Sound Intensity (Level) - Hearing Aid

[Const@ntine]

Homework Statement

A man is wearing a hearing aid device that increases the frequency of the sounds the human ear can conceive, by 30 db. The device "catches" a sound of frequency f = 50 Hz, and intensity I = 3.00 * 10^-11 W/m². What's the intensity that the man's ear hears?

Homework Equations

b = 10log(I/I₀)
ΔPmax = sqrt(2pvI)
ω = 2πf
I = 0.5pv(ωSmax)²

p = 1.20 km/m3
v = 343 m/s
I₀ = 10^-12 W/m²

The Attempt at a Solution

Uh, I don't really have anything. From the problem's info I figured I'd put the original I into the formula for b, find it, then add 30 db to b, and then use the formula again to find the new I. But apparently that's not true. I'm not sure where the frequency is even used.
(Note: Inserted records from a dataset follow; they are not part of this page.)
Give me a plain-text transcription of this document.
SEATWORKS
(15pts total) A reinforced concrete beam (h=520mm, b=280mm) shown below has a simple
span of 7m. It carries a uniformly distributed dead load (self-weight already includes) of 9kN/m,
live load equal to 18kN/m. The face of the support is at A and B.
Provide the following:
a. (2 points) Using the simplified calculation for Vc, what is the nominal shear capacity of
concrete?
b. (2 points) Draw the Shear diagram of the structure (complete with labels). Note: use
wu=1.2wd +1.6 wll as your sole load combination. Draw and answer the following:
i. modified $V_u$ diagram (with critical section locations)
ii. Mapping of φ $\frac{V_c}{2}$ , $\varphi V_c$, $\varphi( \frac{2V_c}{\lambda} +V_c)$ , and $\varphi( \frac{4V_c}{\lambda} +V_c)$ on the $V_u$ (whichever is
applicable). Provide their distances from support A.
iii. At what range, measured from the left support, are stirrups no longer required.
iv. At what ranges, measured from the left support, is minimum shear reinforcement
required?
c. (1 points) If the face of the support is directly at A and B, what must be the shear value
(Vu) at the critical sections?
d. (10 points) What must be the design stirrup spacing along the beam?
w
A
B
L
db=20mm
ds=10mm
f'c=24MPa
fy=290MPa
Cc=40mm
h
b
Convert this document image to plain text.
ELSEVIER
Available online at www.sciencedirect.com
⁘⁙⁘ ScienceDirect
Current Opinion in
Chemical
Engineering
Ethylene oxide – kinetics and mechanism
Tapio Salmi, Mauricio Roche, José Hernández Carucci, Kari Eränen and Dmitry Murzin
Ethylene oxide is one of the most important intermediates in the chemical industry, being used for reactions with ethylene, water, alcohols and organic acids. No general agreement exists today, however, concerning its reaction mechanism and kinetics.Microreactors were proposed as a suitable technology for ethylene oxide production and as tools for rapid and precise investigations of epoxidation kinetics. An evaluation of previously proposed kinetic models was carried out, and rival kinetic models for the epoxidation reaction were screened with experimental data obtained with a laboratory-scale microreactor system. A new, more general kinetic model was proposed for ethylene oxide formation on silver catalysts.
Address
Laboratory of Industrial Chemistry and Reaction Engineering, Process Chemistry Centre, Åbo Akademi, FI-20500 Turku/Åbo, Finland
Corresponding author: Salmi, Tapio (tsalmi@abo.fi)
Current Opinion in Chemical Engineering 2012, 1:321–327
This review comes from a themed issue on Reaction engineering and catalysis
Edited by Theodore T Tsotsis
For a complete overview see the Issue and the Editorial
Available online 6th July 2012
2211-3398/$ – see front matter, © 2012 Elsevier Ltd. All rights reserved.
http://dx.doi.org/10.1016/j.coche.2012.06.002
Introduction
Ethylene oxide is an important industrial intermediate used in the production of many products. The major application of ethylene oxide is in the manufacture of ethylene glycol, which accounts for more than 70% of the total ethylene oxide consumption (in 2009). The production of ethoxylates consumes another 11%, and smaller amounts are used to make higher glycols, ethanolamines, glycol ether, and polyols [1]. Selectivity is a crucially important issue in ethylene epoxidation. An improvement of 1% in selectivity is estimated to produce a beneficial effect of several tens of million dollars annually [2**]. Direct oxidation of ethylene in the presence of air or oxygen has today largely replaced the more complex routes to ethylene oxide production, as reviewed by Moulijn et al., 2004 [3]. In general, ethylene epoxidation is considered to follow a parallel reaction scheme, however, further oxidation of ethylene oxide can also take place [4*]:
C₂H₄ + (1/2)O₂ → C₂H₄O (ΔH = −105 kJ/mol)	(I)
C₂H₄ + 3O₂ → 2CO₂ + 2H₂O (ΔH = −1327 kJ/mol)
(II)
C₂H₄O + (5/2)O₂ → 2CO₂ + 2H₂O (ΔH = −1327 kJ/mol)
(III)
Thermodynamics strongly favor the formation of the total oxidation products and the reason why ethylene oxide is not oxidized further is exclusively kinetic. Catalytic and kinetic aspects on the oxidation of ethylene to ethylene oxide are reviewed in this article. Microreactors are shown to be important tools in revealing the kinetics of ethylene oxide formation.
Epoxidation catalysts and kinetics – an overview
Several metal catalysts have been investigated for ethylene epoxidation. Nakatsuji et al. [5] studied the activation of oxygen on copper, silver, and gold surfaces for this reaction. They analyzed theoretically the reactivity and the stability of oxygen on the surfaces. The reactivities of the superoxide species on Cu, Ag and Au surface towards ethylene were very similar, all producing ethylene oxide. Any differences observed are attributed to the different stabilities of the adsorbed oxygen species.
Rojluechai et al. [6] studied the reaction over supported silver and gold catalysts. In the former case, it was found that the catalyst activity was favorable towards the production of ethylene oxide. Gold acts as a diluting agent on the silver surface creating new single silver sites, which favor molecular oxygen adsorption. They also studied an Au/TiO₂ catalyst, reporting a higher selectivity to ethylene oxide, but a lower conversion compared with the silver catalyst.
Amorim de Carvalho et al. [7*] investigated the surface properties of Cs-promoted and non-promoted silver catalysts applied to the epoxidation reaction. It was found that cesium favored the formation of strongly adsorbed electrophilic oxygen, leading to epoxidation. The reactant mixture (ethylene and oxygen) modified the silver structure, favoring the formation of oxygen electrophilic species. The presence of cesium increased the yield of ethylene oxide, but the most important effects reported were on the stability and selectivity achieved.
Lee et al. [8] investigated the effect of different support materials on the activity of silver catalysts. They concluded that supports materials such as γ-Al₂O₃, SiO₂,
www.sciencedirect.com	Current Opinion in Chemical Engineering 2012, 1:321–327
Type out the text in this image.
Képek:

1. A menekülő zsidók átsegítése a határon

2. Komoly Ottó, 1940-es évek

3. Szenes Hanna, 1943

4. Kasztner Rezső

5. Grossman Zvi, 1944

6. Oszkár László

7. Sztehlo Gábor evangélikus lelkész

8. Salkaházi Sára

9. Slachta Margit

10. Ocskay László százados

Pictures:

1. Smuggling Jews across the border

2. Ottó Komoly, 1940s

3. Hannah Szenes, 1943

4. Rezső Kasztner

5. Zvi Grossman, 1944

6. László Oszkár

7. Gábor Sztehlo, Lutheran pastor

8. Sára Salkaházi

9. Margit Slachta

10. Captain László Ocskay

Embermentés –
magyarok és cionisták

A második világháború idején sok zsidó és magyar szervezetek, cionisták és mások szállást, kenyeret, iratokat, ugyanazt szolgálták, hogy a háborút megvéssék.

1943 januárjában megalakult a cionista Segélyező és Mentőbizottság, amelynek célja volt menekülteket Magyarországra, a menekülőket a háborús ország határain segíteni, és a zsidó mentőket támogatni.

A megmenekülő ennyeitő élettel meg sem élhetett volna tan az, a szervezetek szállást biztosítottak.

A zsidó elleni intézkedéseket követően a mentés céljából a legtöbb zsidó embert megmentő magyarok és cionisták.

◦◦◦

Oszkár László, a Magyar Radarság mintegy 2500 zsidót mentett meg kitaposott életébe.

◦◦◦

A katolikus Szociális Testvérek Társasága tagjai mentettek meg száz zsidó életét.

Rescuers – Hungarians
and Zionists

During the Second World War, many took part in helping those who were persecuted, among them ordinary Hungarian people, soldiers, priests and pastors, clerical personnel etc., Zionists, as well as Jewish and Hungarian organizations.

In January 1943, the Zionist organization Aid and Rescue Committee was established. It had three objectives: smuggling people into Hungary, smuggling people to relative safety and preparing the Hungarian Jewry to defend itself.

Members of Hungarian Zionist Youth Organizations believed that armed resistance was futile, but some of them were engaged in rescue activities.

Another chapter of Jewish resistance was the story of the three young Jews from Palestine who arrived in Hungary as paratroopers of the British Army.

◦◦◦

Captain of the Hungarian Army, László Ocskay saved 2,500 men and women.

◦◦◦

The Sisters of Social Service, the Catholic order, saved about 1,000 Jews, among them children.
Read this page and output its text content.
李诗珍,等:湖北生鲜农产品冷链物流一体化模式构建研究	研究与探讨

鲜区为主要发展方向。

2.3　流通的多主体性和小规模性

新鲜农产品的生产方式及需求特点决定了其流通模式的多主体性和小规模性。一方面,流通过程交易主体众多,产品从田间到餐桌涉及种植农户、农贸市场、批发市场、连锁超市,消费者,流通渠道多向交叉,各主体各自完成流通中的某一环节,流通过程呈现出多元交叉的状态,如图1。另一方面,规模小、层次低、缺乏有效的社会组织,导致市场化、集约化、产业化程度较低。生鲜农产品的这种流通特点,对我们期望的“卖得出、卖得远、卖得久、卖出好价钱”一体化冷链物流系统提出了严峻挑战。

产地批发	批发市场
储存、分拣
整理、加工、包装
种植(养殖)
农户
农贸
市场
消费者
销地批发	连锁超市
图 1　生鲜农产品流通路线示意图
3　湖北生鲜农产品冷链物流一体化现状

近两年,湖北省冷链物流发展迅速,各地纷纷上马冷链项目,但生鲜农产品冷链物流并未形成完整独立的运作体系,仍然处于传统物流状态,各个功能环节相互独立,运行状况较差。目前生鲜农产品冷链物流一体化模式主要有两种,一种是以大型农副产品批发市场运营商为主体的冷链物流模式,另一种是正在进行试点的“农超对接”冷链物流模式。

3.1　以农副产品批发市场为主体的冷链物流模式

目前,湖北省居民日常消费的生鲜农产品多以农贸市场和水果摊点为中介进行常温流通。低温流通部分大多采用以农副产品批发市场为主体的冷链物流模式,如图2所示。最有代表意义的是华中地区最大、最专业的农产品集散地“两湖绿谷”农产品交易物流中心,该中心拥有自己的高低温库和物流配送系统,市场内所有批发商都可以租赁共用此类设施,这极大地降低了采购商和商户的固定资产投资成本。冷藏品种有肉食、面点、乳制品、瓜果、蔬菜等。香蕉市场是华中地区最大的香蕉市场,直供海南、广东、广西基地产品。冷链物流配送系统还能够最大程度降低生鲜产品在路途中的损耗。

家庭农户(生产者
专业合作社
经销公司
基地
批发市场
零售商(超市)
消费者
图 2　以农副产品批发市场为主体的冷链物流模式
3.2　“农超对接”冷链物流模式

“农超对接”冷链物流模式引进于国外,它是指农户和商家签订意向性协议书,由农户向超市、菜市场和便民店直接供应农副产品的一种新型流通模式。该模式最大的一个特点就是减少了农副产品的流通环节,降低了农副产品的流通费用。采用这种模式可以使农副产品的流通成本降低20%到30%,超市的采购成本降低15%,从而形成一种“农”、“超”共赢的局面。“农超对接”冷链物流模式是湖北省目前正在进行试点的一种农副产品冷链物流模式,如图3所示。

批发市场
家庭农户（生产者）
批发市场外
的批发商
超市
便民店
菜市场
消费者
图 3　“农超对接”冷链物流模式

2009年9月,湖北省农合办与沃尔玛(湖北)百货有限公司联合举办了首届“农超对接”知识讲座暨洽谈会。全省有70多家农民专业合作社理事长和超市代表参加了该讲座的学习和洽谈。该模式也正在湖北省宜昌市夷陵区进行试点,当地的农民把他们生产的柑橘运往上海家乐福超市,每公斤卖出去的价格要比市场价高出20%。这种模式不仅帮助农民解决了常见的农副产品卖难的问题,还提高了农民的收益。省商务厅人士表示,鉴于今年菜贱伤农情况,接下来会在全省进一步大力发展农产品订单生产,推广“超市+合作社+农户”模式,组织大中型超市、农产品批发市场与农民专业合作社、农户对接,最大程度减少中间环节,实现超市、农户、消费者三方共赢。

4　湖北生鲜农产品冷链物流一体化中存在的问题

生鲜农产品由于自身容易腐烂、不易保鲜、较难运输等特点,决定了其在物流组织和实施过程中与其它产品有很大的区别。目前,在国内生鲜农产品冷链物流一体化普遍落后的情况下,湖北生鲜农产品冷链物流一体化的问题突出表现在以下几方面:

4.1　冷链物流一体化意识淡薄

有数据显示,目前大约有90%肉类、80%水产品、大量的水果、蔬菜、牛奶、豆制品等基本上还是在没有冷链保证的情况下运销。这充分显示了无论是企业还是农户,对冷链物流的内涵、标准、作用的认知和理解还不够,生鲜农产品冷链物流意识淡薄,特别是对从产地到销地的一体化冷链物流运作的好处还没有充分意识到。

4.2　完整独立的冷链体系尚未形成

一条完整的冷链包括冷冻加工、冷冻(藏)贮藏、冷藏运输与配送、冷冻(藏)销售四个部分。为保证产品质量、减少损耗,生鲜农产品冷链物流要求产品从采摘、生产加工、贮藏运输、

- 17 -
I know this is very bare-bones, but I coulf really use some help/guidance here.

Any kind of help is appreciated!

 

[TSny]

Hello.

A man is wearing a hearing aid device that increases the frequency of the sounds the human ear can conceive, by 30 db.

Is the word "frequency" correct here?

From the problem's info I figured I'd put the original I into the formula for b, find it, then add 30 db to b, and then use the formula again to find the new I.

That "sounds" reasonable to me.

But apparently that's not true.

Why do you say that?

I'm not sure where the frequency is even used.

Maybe the frequency is not relevant.

 

[Const@ntine]

Hello.
Is the word "frequency" correct here?

Hi!

Sorry, meant to write the sound intensity level of the frequency (the b). It's a translation so I missed that.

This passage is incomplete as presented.